The two dense worldviews are concatenated according to which player is about to move, producing a 512-element vector, which is elementwise clamped to [0, 127]. This elementwise clamping is the nonlinear activation function of the input layer, and (as we’ll describe) the hidden layers use a similar activation function. We can think of this as a ‘clipped ReLU’, which is exactly what the Stockfish source code calls it.

The remaining layers

The two hidden layers each use 8-bit weights and 32-bit biases. The activation function first divides the resulting 32-bit integer by 64 before again clamping to [0, 127], ready to be fed into the next layer. The output layer also uses 8-bit weights and 32-bit biases, but with no nonlinear activation function.

The first hidden layer takes 512 inputs (the clamped concatenated worldviews) and produces 32 outputs. The second hidden layer takes those 32 values as inputs, and again produces 32 outputs. The output layer takes those 32 values as inputs, and produces a single scalar output.

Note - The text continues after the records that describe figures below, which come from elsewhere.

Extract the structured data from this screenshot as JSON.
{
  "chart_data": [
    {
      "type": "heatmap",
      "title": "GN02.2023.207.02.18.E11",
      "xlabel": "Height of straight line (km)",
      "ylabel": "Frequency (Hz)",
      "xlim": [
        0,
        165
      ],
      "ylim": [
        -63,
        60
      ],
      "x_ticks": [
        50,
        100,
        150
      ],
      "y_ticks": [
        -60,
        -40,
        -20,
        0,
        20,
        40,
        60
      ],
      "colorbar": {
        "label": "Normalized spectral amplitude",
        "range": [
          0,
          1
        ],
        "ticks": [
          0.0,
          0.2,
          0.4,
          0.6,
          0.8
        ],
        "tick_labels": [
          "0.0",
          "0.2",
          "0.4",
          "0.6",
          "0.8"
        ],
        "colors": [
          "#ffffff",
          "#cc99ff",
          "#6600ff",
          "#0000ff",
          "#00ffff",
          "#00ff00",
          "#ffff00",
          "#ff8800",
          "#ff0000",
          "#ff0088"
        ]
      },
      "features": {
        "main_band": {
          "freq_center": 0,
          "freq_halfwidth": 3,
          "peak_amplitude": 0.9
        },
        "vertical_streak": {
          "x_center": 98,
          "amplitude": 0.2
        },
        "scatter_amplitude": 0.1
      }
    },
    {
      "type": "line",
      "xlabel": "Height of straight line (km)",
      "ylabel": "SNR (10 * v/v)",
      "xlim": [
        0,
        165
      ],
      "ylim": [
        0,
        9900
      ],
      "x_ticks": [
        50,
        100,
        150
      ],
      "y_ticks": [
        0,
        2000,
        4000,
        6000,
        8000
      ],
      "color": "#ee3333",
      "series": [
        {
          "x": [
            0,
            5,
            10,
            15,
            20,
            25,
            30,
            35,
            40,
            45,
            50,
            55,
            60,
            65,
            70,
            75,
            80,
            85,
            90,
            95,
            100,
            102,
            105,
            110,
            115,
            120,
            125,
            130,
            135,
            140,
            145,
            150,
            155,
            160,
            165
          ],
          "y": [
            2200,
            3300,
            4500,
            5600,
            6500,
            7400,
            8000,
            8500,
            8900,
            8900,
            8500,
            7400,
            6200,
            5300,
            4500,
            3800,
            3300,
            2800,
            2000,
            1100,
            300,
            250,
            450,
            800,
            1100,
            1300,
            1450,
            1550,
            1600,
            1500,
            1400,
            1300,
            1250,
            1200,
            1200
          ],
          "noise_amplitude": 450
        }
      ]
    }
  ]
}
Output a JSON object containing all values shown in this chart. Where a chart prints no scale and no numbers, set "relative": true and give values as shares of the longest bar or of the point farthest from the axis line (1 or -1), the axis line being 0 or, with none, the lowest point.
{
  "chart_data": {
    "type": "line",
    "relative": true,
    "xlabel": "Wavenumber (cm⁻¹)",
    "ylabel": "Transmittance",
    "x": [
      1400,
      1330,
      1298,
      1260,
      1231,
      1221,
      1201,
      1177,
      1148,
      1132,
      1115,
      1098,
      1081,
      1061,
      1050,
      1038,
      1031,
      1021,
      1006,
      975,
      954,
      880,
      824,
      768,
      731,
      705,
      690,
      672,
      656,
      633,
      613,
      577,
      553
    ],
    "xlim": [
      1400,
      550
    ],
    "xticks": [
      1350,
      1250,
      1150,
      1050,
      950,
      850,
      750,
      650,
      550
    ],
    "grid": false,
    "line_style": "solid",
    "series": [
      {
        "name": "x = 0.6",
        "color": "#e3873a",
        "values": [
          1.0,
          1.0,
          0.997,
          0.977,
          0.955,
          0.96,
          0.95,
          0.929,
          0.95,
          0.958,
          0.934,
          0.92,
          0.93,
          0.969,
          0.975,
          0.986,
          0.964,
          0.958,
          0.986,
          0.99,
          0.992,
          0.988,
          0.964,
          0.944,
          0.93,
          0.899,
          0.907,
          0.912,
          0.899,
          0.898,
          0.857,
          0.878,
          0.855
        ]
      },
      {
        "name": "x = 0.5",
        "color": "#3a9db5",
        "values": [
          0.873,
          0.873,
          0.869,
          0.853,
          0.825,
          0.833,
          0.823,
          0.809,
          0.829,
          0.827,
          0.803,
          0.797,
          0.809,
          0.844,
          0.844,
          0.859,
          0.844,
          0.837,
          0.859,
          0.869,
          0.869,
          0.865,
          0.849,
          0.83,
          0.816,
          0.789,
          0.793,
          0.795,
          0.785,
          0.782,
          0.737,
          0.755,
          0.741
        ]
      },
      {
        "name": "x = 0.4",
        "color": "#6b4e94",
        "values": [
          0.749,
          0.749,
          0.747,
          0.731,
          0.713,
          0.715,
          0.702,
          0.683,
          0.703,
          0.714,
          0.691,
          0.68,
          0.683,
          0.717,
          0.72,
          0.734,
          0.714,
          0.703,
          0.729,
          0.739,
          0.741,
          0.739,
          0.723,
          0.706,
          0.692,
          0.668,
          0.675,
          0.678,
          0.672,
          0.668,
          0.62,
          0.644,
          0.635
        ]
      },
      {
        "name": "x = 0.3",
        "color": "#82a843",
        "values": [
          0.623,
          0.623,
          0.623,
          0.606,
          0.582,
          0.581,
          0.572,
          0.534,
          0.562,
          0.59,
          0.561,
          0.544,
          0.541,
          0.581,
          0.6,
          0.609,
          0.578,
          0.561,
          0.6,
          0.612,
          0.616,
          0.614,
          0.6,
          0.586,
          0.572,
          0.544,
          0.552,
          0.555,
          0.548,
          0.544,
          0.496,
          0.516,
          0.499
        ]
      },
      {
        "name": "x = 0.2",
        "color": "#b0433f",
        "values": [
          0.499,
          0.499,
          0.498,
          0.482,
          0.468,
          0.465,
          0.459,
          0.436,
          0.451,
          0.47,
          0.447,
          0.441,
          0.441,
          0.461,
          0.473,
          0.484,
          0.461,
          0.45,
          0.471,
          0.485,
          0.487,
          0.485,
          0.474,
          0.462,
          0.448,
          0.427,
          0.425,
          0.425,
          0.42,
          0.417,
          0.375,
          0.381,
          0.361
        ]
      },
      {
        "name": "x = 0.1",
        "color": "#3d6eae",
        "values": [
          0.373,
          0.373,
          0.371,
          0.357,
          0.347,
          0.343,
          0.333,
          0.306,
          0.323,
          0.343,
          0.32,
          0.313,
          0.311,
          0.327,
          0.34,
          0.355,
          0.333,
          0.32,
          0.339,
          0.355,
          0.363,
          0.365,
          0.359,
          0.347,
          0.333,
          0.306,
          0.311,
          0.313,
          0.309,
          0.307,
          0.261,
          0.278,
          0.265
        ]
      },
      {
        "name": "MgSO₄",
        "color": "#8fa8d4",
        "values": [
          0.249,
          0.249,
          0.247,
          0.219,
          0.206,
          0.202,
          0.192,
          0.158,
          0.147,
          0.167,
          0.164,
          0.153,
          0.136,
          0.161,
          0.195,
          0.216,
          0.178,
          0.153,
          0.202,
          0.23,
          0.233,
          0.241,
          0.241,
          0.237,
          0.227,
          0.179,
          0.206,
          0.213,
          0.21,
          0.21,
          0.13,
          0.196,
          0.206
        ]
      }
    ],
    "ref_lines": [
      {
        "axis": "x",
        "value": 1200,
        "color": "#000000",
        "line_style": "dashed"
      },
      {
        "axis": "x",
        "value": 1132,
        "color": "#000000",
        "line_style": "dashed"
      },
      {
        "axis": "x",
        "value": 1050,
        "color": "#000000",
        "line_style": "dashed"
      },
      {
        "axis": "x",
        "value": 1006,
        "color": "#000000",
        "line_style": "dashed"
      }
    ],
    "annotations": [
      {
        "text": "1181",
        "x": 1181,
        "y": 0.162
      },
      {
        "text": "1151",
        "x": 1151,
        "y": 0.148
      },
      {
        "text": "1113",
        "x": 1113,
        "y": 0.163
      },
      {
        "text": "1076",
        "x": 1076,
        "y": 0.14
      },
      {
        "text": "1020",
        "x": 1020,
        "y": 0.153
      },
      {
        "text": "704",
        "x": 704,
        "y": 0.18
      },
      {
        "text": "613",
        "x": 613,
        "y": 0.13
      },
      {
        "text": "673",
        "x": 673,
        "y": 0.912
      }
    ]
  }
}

Since these subsequent layers are applied to dense vectors, they can’t use the same ‘efficiently updatable’ approach as the input layer; that’s why they’re necessarily substantially smaller. They can, however, use hardware vectorisation instructions (SSE/AVX) to apply the linear transformation and activation function.

This scalar output is then further postprocessed using other Stockfish heuristics, including taking into account the 50-move rule which isn’t otherwise incorporated into the evaluation function.

Observe that the neural network doesn’t actually have complete information, such as whether a pawn has just moved two squares (relevant to en passant), whether a king is able to castle, and various other information pertaining to the rather complicated rules for determining a draw. This is okay: the network is only being used as a cheap approximate evaluation for a position; when deciding what move to make, Stockfish performs a very deep tree search and only uses this approximate evaluation in the leaves.

Equivalently, you can think of this as being a massive refinement of the approach of ‘look a few moves ahead and see whether either player gains a material or positional advantage’, using a neural network as a much more sophisticated position-aware alternative of crudely ‘counting material’.

This is a neural network, so the weight matrices and bias vectors of the layers were learned by training the network on millions of positions and using backpropagation and a gradient-based optimiser. Of course, for supervised learning, you need a ‘ground truth’ for the network to attempt to learn, which seems somewhat circular: how do you even gather training data? The answer is that you use the classical version of Stockfish to evaluate positions using the deep tree search, and use that as your training data.

In theory, you could then train another copy of the NNUE using the NNUE-enhanced Stockfish as the evaluation function, and then iterate this process. Leela Chess does the same thing: its current network is trained on positions evaluated by using deep lookahead with the previous network as the leaf evaluation function. Note that the construction of the training data is orders of magnitude more expensive than training the network with this data, as you’re doing thousands of evaluations of the previous network (owing to the deep tree search) to construct each item of training data for the new network.

Further reading

The network is described and illustrated on the Chess Programming Wiki, which also has tonnes of references to forum discussions and other references. The first description of an NNUE was a Japanese paper by Yu Nasu (who suggested it for the board game Shogi instead of chess); the paper has since been translated into English and German. There’s also the Stockfish source code, which is very well organised (there’s a directory for the NNUE) and clearly written.